The clear correlation between neutron yield (NY) and amount of impurities as well as the ratio of copper lines (CuI 521/CuI 515 nm) amplitude (IR) presented in Figs. 3b and 4b could be explained in three ways [3, 10, 11]:

  1. 1.

    Increase in the copper lines number can be related to the structure and intensity of the plasma current sheath formed on the anode surface. The high-density current sheath moving with high speed can release a big amount of copper from the anode before the plasma column is formed (pinch).

  2. 2.

    Radial collapse of the current sheath might be accompanied by magnetohydrodynamic (MHD) instabilities that can lead to disruption of the plasma column. As a result, high electric field can be observed at the position of disruption. The filamentation of the plasma leads to formation of electron and ion beams. The two beams move along z-axis of the device.

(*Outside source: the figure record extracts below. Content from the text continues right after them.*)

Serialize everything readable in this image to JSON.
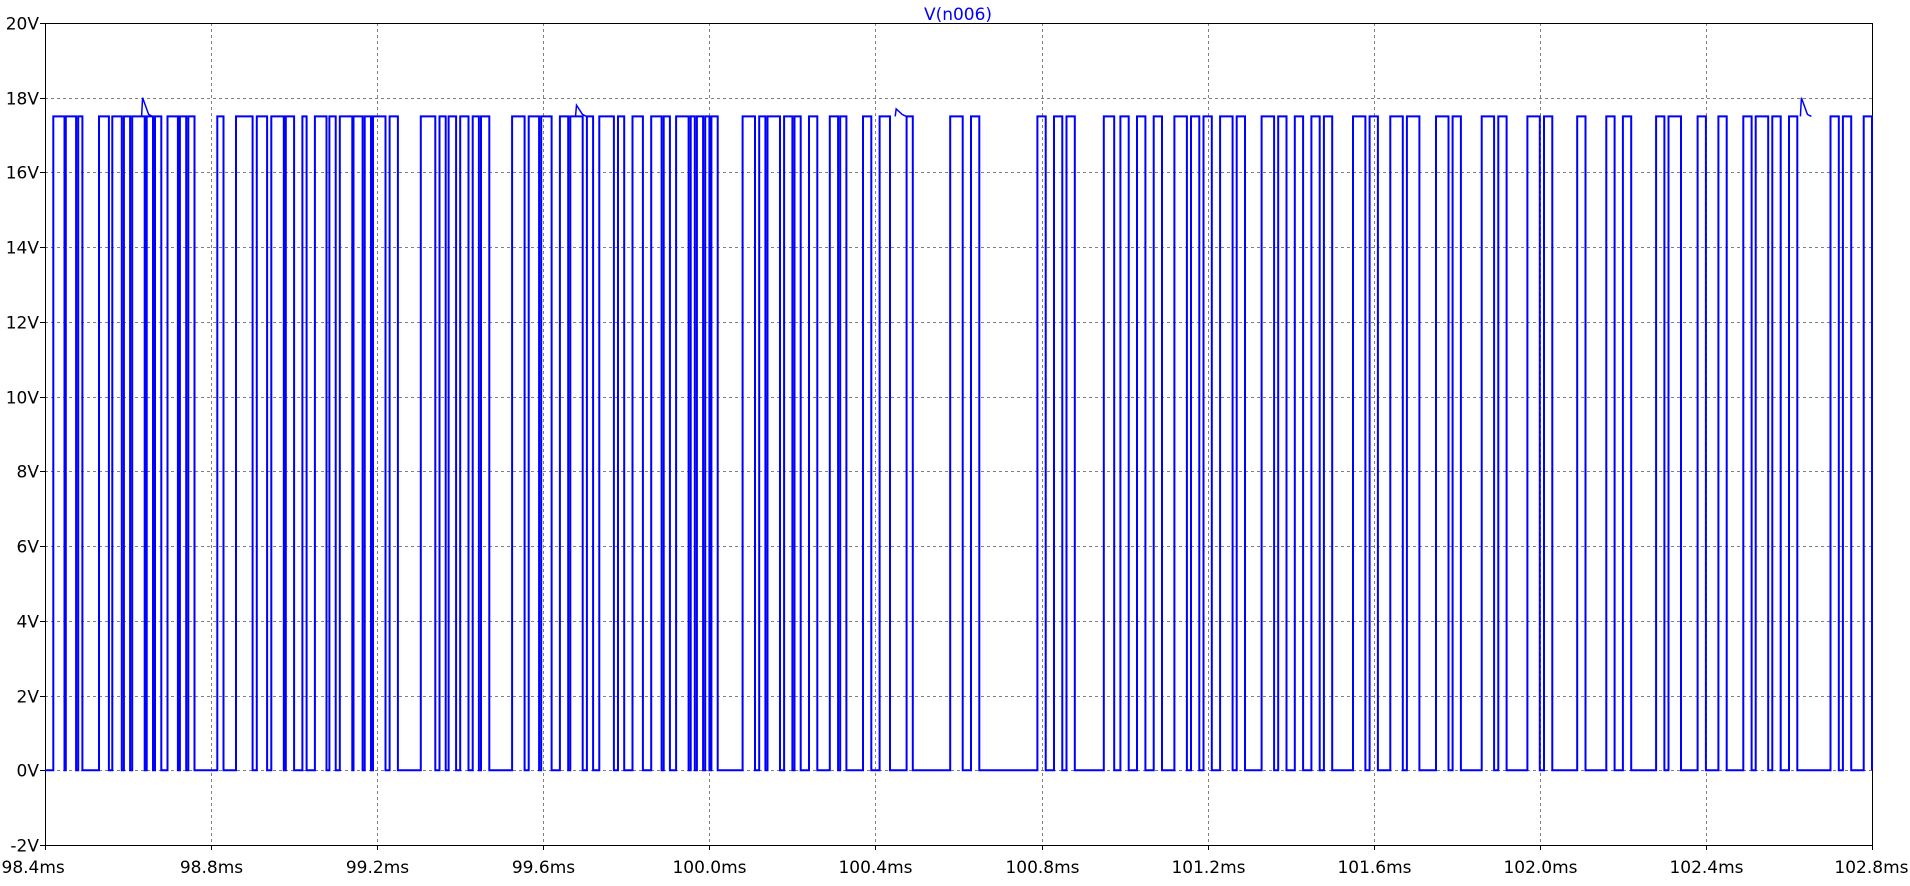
{
  "chart_data": {
    "type": "line",
    "title": "V(n006)",
    "xlabel": "",
    "ylabel": "",
    "x_unit": "ms",
    "y_unit": "V",
    "xlim": [
      98.4,
      102.8
    ],
    "ylim": [
      -2,
      20
    ],
    "x_ticks": [
      "98.4ms",
      "98.8ms",
      "99.2ms",
      "99.6ms",
      "100.0ms",
      "100.4ms",
      "100.8ms",
      "101.2ms",
      "101.6ms",
      "102.0ms",
      "102.4ms",
      "102.8ms"
    ],
    "y_ticks": [
      "-2V",
      "0V",
      "2V",
      "4V",
      "6V",
      "8V",
      "10V",
      "12V",
      "14V",
      "16V",
      "18V",
      "20V"
    ],
    "grid": true,
    "series_color": "#0000ff",
    "series": [
      {
        "name": "V(n006)",
        "low_level": 0,
        "high_level": 17.5,
        "high_intervals": [
          [
            98.42,
            98.447
          ],
          [
            98.45,
            98.475
          ],
          [
            98.48,
            98.49
          ],
          [
            98.53,
            98.554
          ],
          [
            98.562,
            98.585
          ],
          [
            98.59,
            98.605
          ],
          [
            98.61,
            98.64
          ],
          [
            98.645,
            98.66
          ],
          [
            98.665,
            98.68
          ],
          [
            98.695,
            98.72
          ],
          [
            98.725,
            98.74
          ],
          [
            98.745,
            98.76
          ],
          [
            98.815,
            98.83
          ],
          [
            98.86,
            98.9
          ],
          [
            98.91,
            98.935
          ],
          [
            98.945,
            98.975
          ],
          [
            98.98,
            99.0
          ],
          [
            99.02,
            99.03
          ],
          [
            99.05,
            99.078
          ],
          [
            99.085,
            99.1
          ],
          [
            99.11,
            99.14
          ],
          [
            99.143,
            99.165
          ],
          [
            99.17,
            99.185
          ],
          [
            99.19,
            99.22
          ],
          [
            99.23,
            99.25
          ],
          [
            99.305,
            99.34
          ],
          [
            99.35,
            99.365
          ],
          [
            99.372,
            99.39
          ],
          [
            99.4,
            99.42
          ],
          [
            99.43,
            99.445
          ],
          [
            99.45,
            99.47
          ],
          [
            99.525,
            99.555
          ],
          [
            99.565,
            99.59
          ],
          [
            99.595,
            99.62
          ],
          [
            99.64,
            99.66
          ],
          [
            99.665,
            99.695
          ],
          [
            99.705,
            99.72
          ],
          [
            99.735,
            99.77
          ],
          [
            99.78,
            99.795
          ],
          [
            99.815,
            99.84
          ],
          [
            99.86,
            99.885
          ],
          [
            99.89,
            99.905
          ],
          [
            99.92,
            99.95
          ],
          [
            99.955,
            99.965
          ],
          [
            99.97,
            99.985
          ],
          [
            99.99,
            100.0
          ],
          [
            100.005,
            100.02
          ],
          [
            100.08,
            100.11
          ],
          [
            100.12,
            100.135
          ],
          [
            100.14,
            100.17
          ],
          [
            100.18,
            100.2
          ],
          [
            100.205,
            100.22
          ],
          [
            100.24,
            100.26
          ],
          [
            100.29,
            100.31
          ],
          [
            100.315,
            100.33
          ],
          [
            100.37,
            100.39
          ],
          [
            100.41,
            100.435
          ],
          [
            100.475,
            100.49
          ],
          [
            100.58,
            100.61
          ],
          [
            100.63,
            100.65
          ],
          [
            100.79,
            100.81
          ],
          [
            100.83,
            100.85
          ],
          [
            100.86,
            100.88
          ],
          [
            100.95,
            100.975
          ],
          [
            100.99,
            101.01
          ],
          [
            101.03,
            101.05
          ],
          [
            101.07,
            101.09
          ],
          [
            101.12,
            101.15
          ],
          [
            101.16,
            101.18
          ],
          [
            101.19,
            101.21
          ],
          [
            101.23,
            101.26
          ],
          [
            101.27,
            101.29
          ],
          [
            101.33,
            101.36
          ],
          [
            101.37,
            101.39
          ],
          [
            101.41,
            101.43
          ],
          [
            101.45,
            101.47
          ],
          [
            101.48,
            101.5
          ],
          [
            101.55,
            101.58
          ],
          [
            101.59,
            101.61
          ],
          [
            101.64,
            101.67
          ],
          [
            101.68,
            101.71
          ],
          [
            101.75,
            101.78
          ],
          [
            101.79,
            101.81
          ],
          [
            101.86,
            101.89
          ],
          [
            101.9,
            101.92
          ],
          [
            101.97,
            102.0
          ],
          [
            102.01,
            102.03
          ],
          [
            102.09,
            102.11
          ],
          [
            102.16,
            102.18
          ],
          [
            102.2,
            102.22
          ],
          [
            102.28,
            102.3
          ],
          [
            102.31,
            102.34
          ],
          [
            102.38,
            102.4
          ],
          [
            102.43,
            102.45
          ],
          [
            102.49,
            102.51
          ],
          [
            102.52,
            102.55
          ],
          [
            102.56,
            102.58
          ],
          [
            102.6,
            102.62
          ],
          [
            102.7,
            102.72
          ],
          [
            102.73,
            102.75
          ],
          [
            102.78,
            102.8
          ]
        ],
        "overshoot_peaks": [
          [
            98.635,
            18.0
          ],
          [
            99.68,
            17.8
          ],
          [
            100.45,
            17.7
          ],
          [
            102.63,
            18.0
          ]
        ]
      }
    ]
  }
}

In this case, increase in the copper emission could be explained by the interaction of highly energetic beams with the anode material.

  3. 3.

    The strong correlation between neutron yield and amount of impurities most probably is related to emission of neutrons that are interacting with the surface of the electrode causing release and excitation of the electrode material.

The analysis performed for parameters belonging to the second group (DC, DAS, DBS and WBS, Fig. 5) does not indicate strong correlation between themselves, but it appoints a group of discharges that form straight line along which gathered points correspond to shots during which Balmer alpha emission has not been reabsorbed (inside the ellipse).

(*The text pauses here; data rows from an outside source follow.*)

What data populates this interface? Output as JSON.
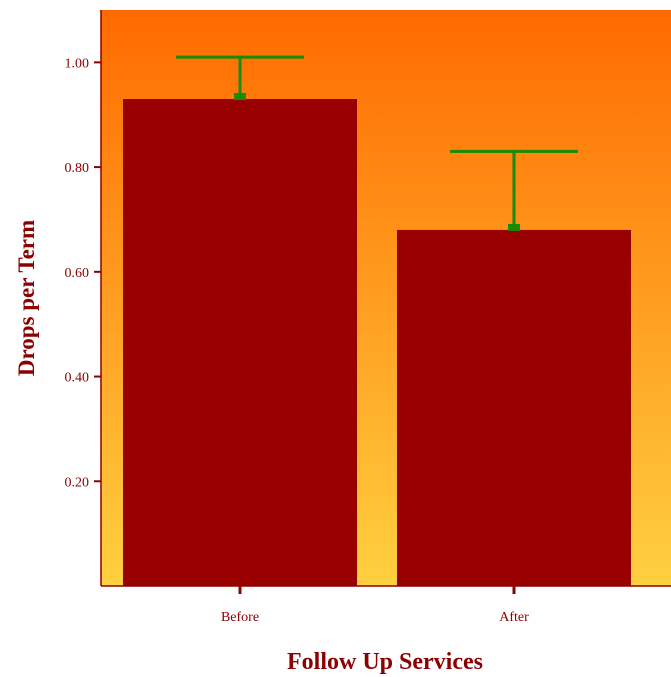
{
  "chart_data": {
    "type": "bar",
    "title": "",
    "xlabel": "Follow Up Services",
    "ylabel": "Drops per Term",
    "categories": [
      "Before",
      "After"
    ],
    "values": [
      0.93,
      0.68
    ],
    "error_upper": [
      1.01,
      0.83
    ],
    "ylim": [
      0,
      1.1
    ],
    "yticks": [
      0.2,
      0.4,
      0.6,
      0.8,
      1.0
    ],
    "ytick_labels": [
      "0.20",
      "0.40",
      "0.60",
      "0.80",
      "1.00"
    ],
    "grid": false,
    "legend": "none",
    "colors": {
      "bar": "#990000",
      "error_bar": "#1a8a00",
      "background_top": "#ff6a00",
      "background_bottom": "#ffd040",
      "axis": "#8b0000",
      "text": "#8b0000"
    }
  }
}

Similar PCA analysis was performed for five variables, i.e., neutron yield (NY), ion content (IC), intensity ratio of copper lines (IR), pressure (P) and capacitor bank charge (CV). Results, presented in Fig. 6, show projection of all investigated discharges on the PC plane. First two principal components carry together over 70 % of the input variability—their representation is satisfactory. Observed correlations between five input variables confirm relations found for four-variable case; high neutron yield and capacitor bank charge are accompanied by high ion content and ratio of copper emission (CuI 521/CuI 515 nm).

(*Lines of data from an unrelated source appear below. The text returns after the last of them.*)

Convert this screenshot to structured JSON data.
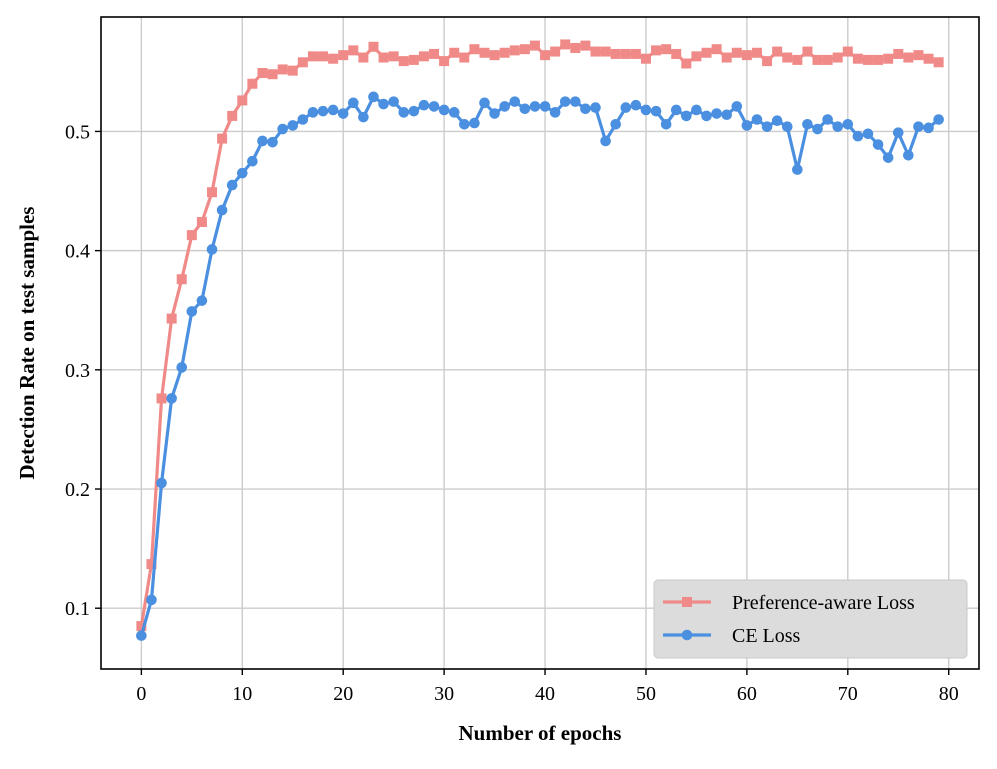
{
  "chart_data": {
    "type": "line",
    "title": "",
    "xlabel": "Number of epochs",
    "ylabel": "Detection Rate on test samples",
    "xlim": [
      -4,
      83
    ],
    "ylim": [
      0.049,
      0.596
    ],
    "x_ticks": [
      0,
      10,
      20,
      30,
      40,
      50,
      60,
      70,
      80
    ],
    "x_tick_labels": [
      "0",
      "10",
      "20",
      "30",
      "40",
      "50",
      "60",
      "70",
      "80"
    ],
    "y_ticks": [
      0.1,
      0.2,
      0.3,
      0.4,
      0.5
    ],
    "y_tick_labels": [
      "0.1",
      "0.2",
      "0.3",
      "0.4",
      "0.5"
    ],
    "grid": true,
    "legend_position": "bottom-right",
    "x": [
      0,
      1,
      2,
      3,
      4,
      5,
      6,
      7,
      8,
      9,
      10,
      11,
      12,
      13,
      14,
      15,
      16,
      17,
      18,
      19,
      20,
      21,
      22,
      23,
      24,
      25,
      26,
      27,
      28,
      29,
      30,
      31,
      32,
      33,
      34,
      35,
      36,
      37,
      38,
      39,
      40,
      41,
      42,
      43,
      44,
      45,
      46,
      47,
      48,
      49,
      50,
      51,
      52,
      53,
      54,
      55,
      56,
      57,
      58,
      59,
      60,
      61,
      62,
      63,
      64,
      65,
      66,
      67,
      68,
      69,
      70,
      71,
      72,
      73,
      74,
      75,
      76,
      77,
      78,
      79
    ],
    "series": [
      {
        "name": "Preference-aware Loss",
        "color": "#f08a88",
        "marker": "square",
        "values": [
          0.085,
          0.137,
          0.276,
          0.343,
          0.376,
          0.413,
          0.424,
          0.449,
          0.494,
          0.513,
          0.526,
          0.54,
          0.549,
          0.548,
          0.552,
          0.551,
          0.558,
          0.563,
          0.563,
          0.561,
          0.564,
          0.568,
          0.562,
          0.571,
          0.562,
          0.563,
          0.559,
          0.56,
          0.563,
          0.565,
          0.559,
          0.566,
          0.562,
          0.569,
          0.566,
          0.564,
          0.566,
          0.568,
          0.569,
          0.572,
          0.564,
          0.567,
          0.573,
          0.57,
          0.572,
          0.567,
          0.567,
          0.565,
          0.565,
          0.565,
          0.561,
          0.568,
          0.569,
          0.565,
          0.557,
          0.563,
          0.566,
          0.569,
          0.562,
          0.566,
          0.564,
          0.566,
          0.559,
          0.567,
          0.562,
          0.56,
          0.567,
          0.56,
          0.56,
          0.562,
          0.567,
          0.561,
          0.56,
          0.56,
          0.561,
          0.565,
          0.562,
          0.564,
          0.561,
          0.558
        ]
      },
      {
        "name": "CE Loss",
        "color": "#4a8fe0",
        "marker": "circle",
        "values": [
          0.077,
          0.107,
          0.205,
          0.276,
          0.302,
          0.349,
          0.358,
          0.401,
          0.434,
          0.455,
          0.465,
          0.475,
          0.492,
          0.491,
          0.502,
          0.505,
          0.51,
          0.516,
          0.517,
          0.518,
          0.515,
          0.524,
          0.512,
          0.529,
          0.523,
          0.525,
          0.516,
          0.517,
          0.522,
          0.521,
          0.518,
          0.516,
          0.506,
          0.507,
          0.524,
          0.515,
          0.521,
          0.525,
          0.519,
          0.521,
          0.521,
          0.516,
          0.525,
          0.525,
          0.519,
          0.52,
          0.492,
          0.506,
          0.52,
          0.522,
          0.518,
          0.517,
          0.506,
          0.518,
          0.513,
          0.518,
          0.513,
          0.515,
          0.514,
          0.521,
          0.505,
          0.51,
          0.504,
          0.509,
          0.504,
          0.468,
          0.506,
          0.502,
          0.51,
          0.504,
          0.506,
          0.496,
          0.498,
          0.489,
          0.478,
          0.499,
          0.48,
          0.504,
          0.503,
          0.51
        ]
      }
    ]
  }
}
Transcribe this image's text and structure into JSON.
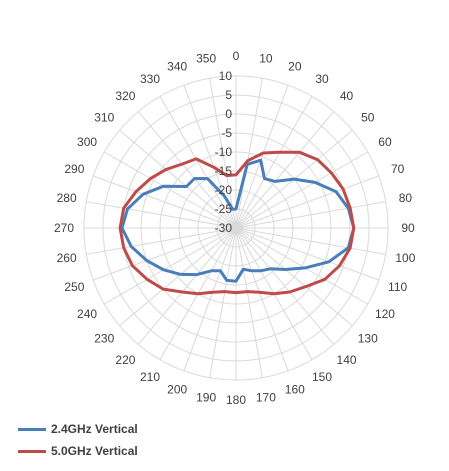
{
  "chart_data": {
    "type": "radar",
    "angles": [
      0,
      10,
      20,
      30,
      40,
      50,
      60,
      70,
      80,
      90,
      100,
      110,
      120,
      130,
      140,
      150,
      160,
      170,
      180,
      190,
      200,
      210,
      220,
      230,
      240,
      250,
      260,
      270,
      280,
      290,
      300,
      310,
      320,
      330,
      340,
      350
    ],
    "radial_ticks": [
      10,
      5,
      0,
      -5,
      -10,
      -15,
      -20,
      -25,
      -30
    ],
    "rlim": [
      -30,
      10
    ],
    "grid": true,
    "legend_position": "bottom-left",
    "series": [
      {
        "name": "2.4GHz Vertical",
        "color": "#4a7ebb",
        "values": [
          -25,
          -13,
          -11,
          -15,
          -14,
          -10,
          -6,
          -2,
          0,
          1,
          0,
          -4,
          -9,
          -13,
          -16,
          -17,
          -18,
          -19,
          -16,
          -16,
          -18,
          -17,
          -14,
          -11,
          -8,
          -5,
          -2,
          0,
          -1,
          -4,
          -8,
          -13,
          -13,
          -15,
          -21,
          -25
        ]
      },
      {
        "name": "5.0GHz Vertical",
        "color": "#be4b48",
        "values": [
          -16,
          -12,
          -9,
          -7,
          -4,
          -2,
          -1,
          0,
          0.5,
          1,
          0.5,
          -1,
          -3,
          -6,
          -8,
          -10,
          -12,
          -13,
          -13,
          -13,
          -12,
          -10,
          -8,
          -5,
          -3,
          -1,
          0,
          0.5,
          0,
          -2,
          -4,
          -6,
          -8,
          -9,
          -13,
          -16
        ]
      }
    ]
  }
}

For better readability, in Fig. 6 are not marked values of CuI 521/CuI 515 nm line ratios (IR)—their behavior is very similar to that of impurity content (IC). Data presented in Fig. 6, separated with respect to the working gas pressure, are situated along straight lines, similar to the four-variable case shown in Fig. 4b where separation took place for capacitor bank charge.

5 Summary and conclusions

PCA has been employed in order to find correlations between optical spectra in the visible range, neutron yield and the time derivative of the current describing Z-pinch plasma in PF-1000 installation. Strong correlation between neutron yield and amount of impurities as well as the ratio of copper lines (CuI 521/CuI 515 nm) amplitude has been observed. It could be explained in three different ways:

  • The thin current sheath moving with high speed can cause release of high amount of copper from the anode surface before the plasma column of high density is formed (pinch);

  • The impurity atoms or ions are released from the electrode via interaction with energetic electron or ion beams;

  • Most likely, impurity atoms or ions are created via interaction of the neutrons (being product of DD reaction) with the electrode material.

Performed PCA analysis has not confirmed correlation of the neutron level and deuterium pressure.

In order to draw reliable conclusions about the correlations and spectroscopy measurements itself (in particular, the evident strong correlation between neutron yield and impurity amount should be explained), it would be necessary to continue investigations with spectrometer providing higher spectral and time resolution with the help of a new arrangement of experimental chamber enabling the use of other optical diagnostics. This will be the next stage of our work which will also be focused on searching further correlations between presented in the paper spectroscopic and other data and the parameters of X radiation measured in the PF-1000 device.